The discourse opens with Zhēnkě’s signature thesis — xīn wài wú fǎ, rúlái shí yǔ; shuǐ wài wú bō, shèngrén qiè yù 心外無法,如來實語;水外無波,聖人切喻 (“outside mind, no dharma — the Tathāgata’s true word; outside water, no wave — the sage’s apt simile”) — and develops a sustained reading of Vajracchedikā as an instrument for breaking the mind’s habitual míngyán xíqì 名言習氣 (“perfumed habits of name-and-language”). The crux is the sūtra’s reciprocal disqualification of “world” by “micro-particles” and of “micro-particles” by “world” (即世界而破微塵眾,即微塵眾而破世界堅習): both terms collapse, leaving the běnxīn 本心 (“root mind”) suddenly disclosed. Zhēnkě then aligns this dialectic with the Sixth Patriarch’s famous probe to 慧明 Huìmíng at Dàyúlǐng — bù sī shàn, bù sī è, ā nǎ gè shì míng shàngzuò běnlái miànmù 不思善,不思惡,阿那箇是明上座本來面目 (“don’t think good, don’t think evil — which is Senior Míng’s original face?“) — declaring the two procedures structurally identical: both bracket a binary in order to disclose what does not fall within it.
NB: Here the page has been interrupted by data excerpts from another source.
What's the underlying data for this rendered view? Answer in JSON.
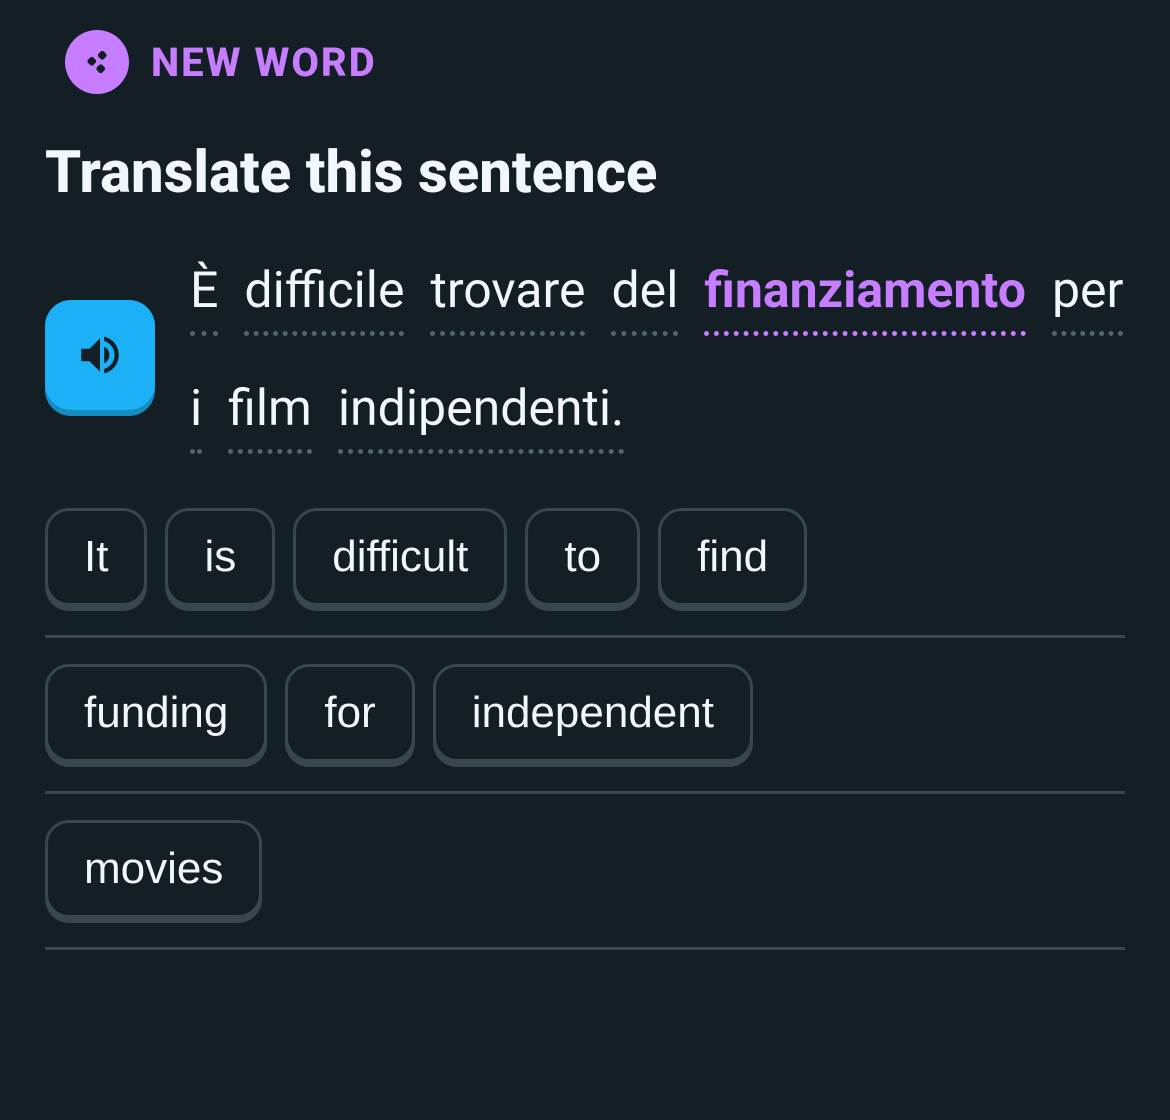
{
  "badge": {
    "label": "NEW WORD"
  },
  "instruction": "Translate this sentence",
  "sentence": {
    "words": [
      {
        "text": "È",
        "highlight": false
      },
      {
        "text": "difficile",
        "highlight": false
      },
      {
        "text": "trovare",
        "highlight": false
      },
      {
        "text": "del",
        "highlight": false
      },
      {
        "text": "finanziamento",
        "highlight": true
      },
      {
        "text": "per",
        "highlight": false
      },
      {
        "text": "i",
        "highlight": false
      },
      {
        "text": "film",
        "highlight": false
      },
      {
        "text": "indipendenti.",
        "highlight": false
      }
    ]
  },
  "answer_rows": [
    [
      "It",
      "is",
      "difficult",
      "to",
      "find"
    ],
    [
      "funding",
      "for",
      "independent"
    ],
    [
      "movies"
    ]
  ]
}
The discourse closes with personal address to the assembly: encouragement to “those who have entered some understanding” to refine it from coarse to subtle to spiritual; warning to “those who have not yet entered” that lǎo bìng bù yǔ rén qī, liúfāng bù kě bǎwán 老病不與人期,流芳不可把玩 (“old age and illness keep no appointments with people; the wafted fragrance cannot be held”). The intimate, oral register and the explicit auditor-address mark this as a jìyǔ 記語 transcript rather than a written treatise — a precious specimen of late-Míng public Chán teaching as it actually sounded.

Translations and research

  • For Zǐbǎi Zhēnkě’s life and teaching see Jiang Wu, Enlightenment in Dispute: The Reinvention of Chan Buddhism in Seventeenth-Century China (Oxford UP, 2008); Chün-fang Yü, The Renewal of Buddhism in China (Columbia UP, 1981).
  • The Zǐbǎi zūnzhě quánjí (29 juan, X73 n1452 = KR6q0382) collects the corpus including this Vajracchedikā talk.

Other points of interest

The Mǎoshàng setting situates the talk in the Sōngjiāng–Sūzhōu lay-Buddhist circuit on which Zhēnkě often moved during the 1590s — the same milieu that produced the Jiāxīng Tripiṭaka fund-raising drives. Brief and pointed, this talk is also one of the most accessible illustrations of the Vajracchedikā read as a Chán meditation manual rather than a scholastic doctrine-text — with the sūtra’s negations heard as gōng’àn 公案 prompts.